第85話 転機
アニメ放送が中止した週明け、会社に行くと、ケイスケ君が事務所に飛び込んできた。
あまりにも驚き「ど、どうしたんですか?」と聞くと、ケイスケ君は「見てよこれ!」と言いながら少年誌を開いて見せてくる。
そこには最近休止になったばかりの漫画が描いてあったんだけど、なんともあっけない終わり方をしていた。
「あんなアニメ作るから、先生描く気無くなったんだよ!放送だって中止でしょ!?絶対に白鳳のせいだよ!」と、ケイスケ君は興奮気味で話していた。
ケイスケ君の言葉に、納得しかできないでいると、休憩室から木村君とユウゴ君が出てきた。
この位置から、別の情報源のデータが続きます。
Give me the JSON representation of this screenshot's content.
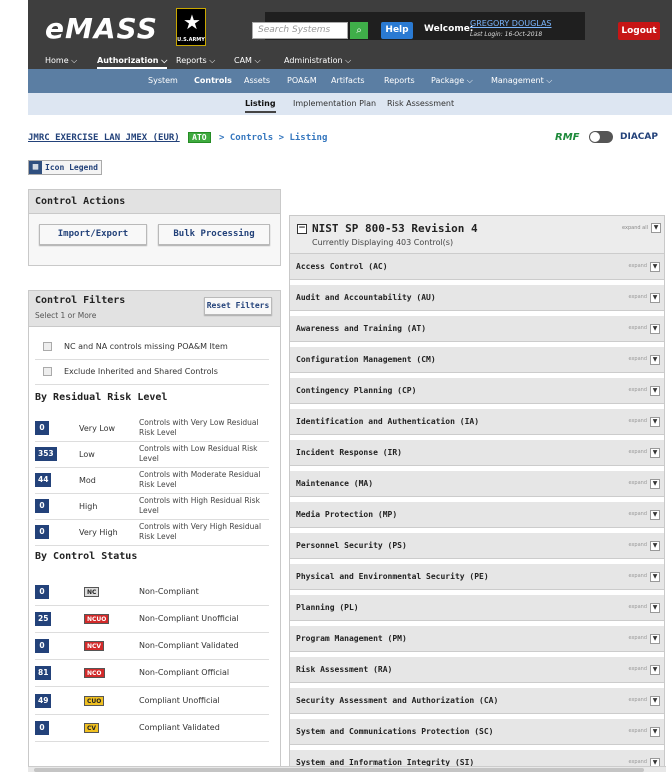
{
  "header": {
    "logo": "eMASS",
    "army_logo_text": "U.S.ARMY",
    "search_placeholder": "Search Systems",
    "help_label": "Help",
    "welcome_label": "Welcome:",
    "user_name": "GREGORY DOUGLAS",
    "last_login": "Last Login: 16-Oct-2018",
    "logout_label": "Logout"
  },
  "nav1": [
    {
      "label": "Home ⌵"
    },
    {
      "label": "Authorization ⌵"
    },
    {
      "label": "Reports ⌵"
    },
    {
      "label": "CAM ⌵"
    },
    {
      "label": "Administration ⌵"
    }
  ],
  "nav2": [
    {
      "label": "System"
    },
    {
      "label": "Controls"
    },
    {
      "label": "Assets"
    },
    {
      "label": "POA&M"
    },
    {
      "label": "Artifacts"
    },
    {
      "label": "Reports"
    },
    {
      "label": "Package ⌵"
    },
    {
      "label": "Management ⌵"
    }
  ],
  "nav3": [
    {
      "label": "Listing"
    },
    {
      "label": "Implementation Plan"
    },
    {
      "label": "Risk Assessment"
    }
  ],
  "breadcrumb": {
    "system": "JMRC EXERCISE LAN JMEX (EUR)",
    "ato": "ATO",
    "path": "> Controls > Listing"
  },
  "mode_toggle": {
    "rmf": "RMF",
    "diacap": "DIACAP"
  },
  "icon_legend": "Icon Legend",
  "control_actions": {
    "title": "Control Actions",
    "import_export": "Import/Export",
    "bulk_processing": "Bulk Processing"
  },
  "control_filters": {
    "title": "Control Filters",
    "subtitle": "Select 1 or More",
    "reset": "Reset Filters",
    "checks": [
      "NC and NA controls missing POA&M Item",
      "Exclude Inherited and Shared Controls"
    ],
    "risk_title": "By Residual Risk Level",
    "risk": [
      {
        "count": "0",
        "label": "Very Low",
        "desc": "Controls with Very Low Residual Risk Level"
      },
      {
        "count": "353",
        "label": "Low",
        "desc": "Controls with Low Residual Risk Level"
      },
      {
        "count": "44",
        "label": "Mod",
        "desc": "Controls with Moderate Residual Risk Level"
      },
      {
        "count": "0",
        "label": "High",
        "desc": "Controls with High Residual Risk Level"
      },
      {
        "count": "0",
        "label": "Very High",
        "desc": "Controls with Very High Residual Risk Level"
      }
    ],
    "status_title": "By Control Status",
    "status": [
      {
        "count": "0",
        "tag": "NC",
        "text": "Non-Compliant",
        "tag_bg": "#dddddd",
        "tag_fg": "#222222"
      },
      {
        "count": "25",
        "tag": "NCUO",
        "text": "Non-Compliant Unofficial",
        "tag_bg": "#d22a2a",
        "tag_fg": "#ffffff"
      },
      {
        "count": "0",
        "tag": "NCV",
        "text": "Non-Compliant Validated",
        "tag_bg": "#d22a2a",
        "tag_fg": "#ffffff"
      },
      {
        "count": "81",
        "tag": "NCO",
        "text": "Non-Compliant Official",
        "tag_bg": "#d22a2a",
        "tag_fg": "#ffffff"
      },
      {
        "count": "49",
        "tag": "CUO",
        "text": "Compliant Unofficial",
        "tag_bg": "#f0c020",
        "tag_fg": "#222222"
      },
      {
        "count": "0",
        "tag": "CV",
        "text": "Compliant Validated",
        "tag_bg": "#f0c020",
        "tag_fg": "#222222"
      }
    ]
  },
  "nist": {
    "title": "NIST SP 800-53 Revision 4",
    "subtitle": "Currently Displaying 403 Control(s)",
    "expand_all": "expand all",
    "expand": "expand",
    "families": [
      "Access Control (AC)",
      "Audit and Accountability (AU)",
      "Awareness and Training (AT)",
      "Configuration Management (CM)",
      "Contingency Planning (CP)",
      "Identification and Authentication (IA)",
      "Incident Response (IR)",
      "Maintenance (MA)",
      "Media Protection (MP)",
      "Personnel Security (PS)",
      "Physical and Environmental Security (PE)",
      "Planning (PL)",
      "Program Management (PM)",
      "Risk Assessment (RA)",
      "Security Assessment and Authorization (CA)",
      "System and Communications Protection (SC)",
      "System and Information Integrity (SI)"
    ]
  }
}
あゆみちゃんが出勤して1日が始まると、すぐに電話が鳴り、木村君が対応していた。
何も気にせず作業をしていると、木村君が電話を切り「ユウゴ、明日来客あるからスーツで頼む」と伝え、ユウゴ君は「うぃ~」と気のない返事。
その後も作業を続けていると、昼過ぎに浩平君が事務所にやってきた。
木村君は浩平君の姿を見るなり「もう関係者じゃないんだから、アポなしで来るな」と注意し、浩平君は「真由子ちゃんに伝えた」と反論するばかり。
結局、用件は一切話さないまま、木村君が追い返していたんだけど、木村君は疲労困憊と言う感じで大きく息を吐いていた。
『毎日来る気じゃないよね…』と、嫌な予感がしたんだけど、『来ても木村君が追い返してくれるし、大丈夫。大丈夫』と、自分に言い聞かせていた。
翌日も、浩平君は午前中に来て、用件を言わないまま木村君に追い返されていた。
「毎日来る気じゃないですよね?」とケイスケ君に聞いてみると、ケイスケ君は「かもよ?あいつしつこいから」と、ため息交じりに言っていた。
その日の午後、来客の予定時間になったんだけど、来客はなく、予定時間を少し過ぎた頃に電話が鳴り、木村君が対応していた。
木村君は電話を切った後、ユウゴ君に「急用があって抜け出せないらしいけど、どうしても今日中に話をまとめたいから、定時後来るって」と言い、ユウゴ君はネクタイを外しながら「うぃ~」と気のない返事をしていた。
定時後、少しだけ残業をしていると、事務所のインターホンが鳴り、監督と先生が現れた。
挨拶をした後、全員が応接室に呼ばれたんだけど、そこで先生が話したのが「出版社と契約満了になった」との事。
連載終了と同時に、契約も満了になったそうで「2部の制作を完全に白鳳任せにするって話が出た時から、連載終了の話をしてきた。一部の人達は文句言ってたけど、知ってる人は仕方ないって感じだったよ」と、先生は悲しそうに言っていた。
「契約も満了になったし、今はフリーなんだ」と先生は言い、鞄から手書きの原稿を差し出してきた。
「今、この漫画を描いてるんだよね。ただ、この漫画はどこの出版社からも出さないで、自主出版にしようと思ってるんだ。これをネット配信しようと思ってるんだけど、その制作をみんなにお願いしたいんだ。監督が脚本を書いてくれるって言うし、知り合いのバンドがOPテーマ曲作ってくれるって言うし、月1配信でどうだろう?ただ、声優を集めることが出来ないし、予算も出せないから、モーションコミックにしたらどうかなって思ってるんだ。お願いできるかな?」
木村君は先生の言葉に少しだけ考えた後「わかりました。お世話になったご恩もありますし、全面的に協力させていただきます。担当はケイスケでいいですか?」と提案し、ケイスケ君は驚きの声を上げていた。
「ケイスケには動画作成をこれから覚えてもらいます。そのため、時間がかかると思いますが、新人が担当になるということで、破格で引き受けさせていただきます。これでいかがでしょうか?」
先生と監督は目を輝かせ「お願いします!」と二つ返事をし、ケイスケ君は「全力で頑張ります!!」と気合十分と言った感じだった。